One of the main features of the new building was the arena,
designed with movable seating to accommodate 3,000 people.  Though designed primarily for basketball,
college officials expected the arena to see use for other athletic and cultural
activities.  Named for Benjamin Johnson, a
vice president and general counsel of Spartan Mills, a Wofford Trustee, and a
member of the class of 1930, the arena has been the site of various dances, dinners,
programs, and Commencement 2003 was held there when the weekend turned into a
total washout.  The first basketball game
in the arena, on January 22, 1981, was between the Lady Terriers and Sacred
Heart, and after the building’s dedication following the women’s game, the men’s
basketball team played The Citadel.  Beyond
the formal events, many a student will remember the days of arena registration
– when students ran from one table to another to beg professors to let them
into a closed class – which took place on the floor and concourses of the
arena. 

CLB001 While the building, which opened in the 1980-81 academic
year, initially was supposed to have meeting rooms, classrooms, racquetball
courts, facilities for commuting students, many of these did not make it into
the final building.  Offices for student
affairs and athletics took up most of the top floor, the theatre, a movie-lecture
room, a television lounge, and a game room took up the main floor, and the
arena and lockers made up the lower level. 
The Tony White Theater, which was dedicated on February 20, 1981, was a black
box style theater that provided much-needed space for the college’s growing
theatre program.  The premiere production
in the new theater was Shakespeare’s Twelfth Night, directed by Professor James
R. Gross. 

CLB002 The Campus Life Center was the first new building completed
on the campus in over ten years, and it marked the first in a series of newer
buildings constructed during the Lesesne Administration.  When I came to Wofford in 1990, the campus
life building hadn’t changed much since its opening. The game room had become the college bookstore, the TV room and lounge had been combined and turned into Zach's, the college canteen.  Both of these facilities had moved from old Wightman Hall.  But the building was already overcrowded, with coaches and student affairs staff members elbowing for space on the top floor.  With the opening of the Richardson Building in 1995, more space opened up for student groups on the top floor.  

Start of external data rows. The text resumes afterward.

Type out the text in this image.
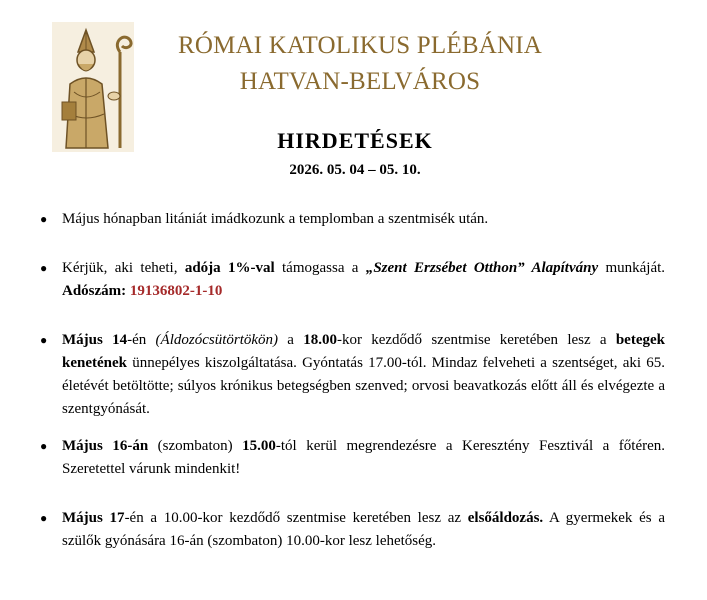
RÓMAI KATOLIKUS PLÉBÁNIA
HATVAN-BELVÁROS
HIRDETÉSEK
2026. 05. 04 – 05. 10.
● Május hónapban litániát imádkozunk a templomban a szentmisék után.
● Kérjük, aki teheti, adója 1%-val támogassa a „Szent Erzsébet Otthon” Alapítvány munkáját. Adószám: 19136802-1-10
● Május 14-én (Áldozócsütörtökön) a 18.00-kor kezdődő szentmise keretében lesz a betegek kenetének ünnepélyes kiszolgáltatása. Gyóntatás 17.00-tól. Mindaz felveheti a szentséget, aki 65. életévét betöltötte; súlyos krónikus betegségben szenved; orvosi beavatkozás előtt áll és elvégezte a szentgyónását.
● Május 16-án (szombaton) 15.00-tól kerül megrendezésre a Keresztény Fesztivál a főtéren. Szeretettel várunk mindenkit!
● Május 17-én a 10.00-kor kezdődő szentmise keretében lesz az elsőáldozás. A gyermekek és a szülők gyónására 16-án (szombaton) 10.00-kor lesz lehetőség.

In the early 2000s, the lobby was renovated into The Commons, with a coffee/smoothie bar, and a very tired, early 1980s look gave way to a sleek, modern, yet comfortable design, with TVs, computer workstations, and more art.  Those of us who remember what the building looked like in the early 1990s hardly recognize the lobby as the same place – where it was merely a pass-through space on the way to the bookstore or to Zach's in those days, today it's truly a student-oriented gathering space.  

Photos – the building from Snyder Field, a dinner (probably a senior dinner) in the arena, the South Carolina Methodist Annual Conference in session in the arena.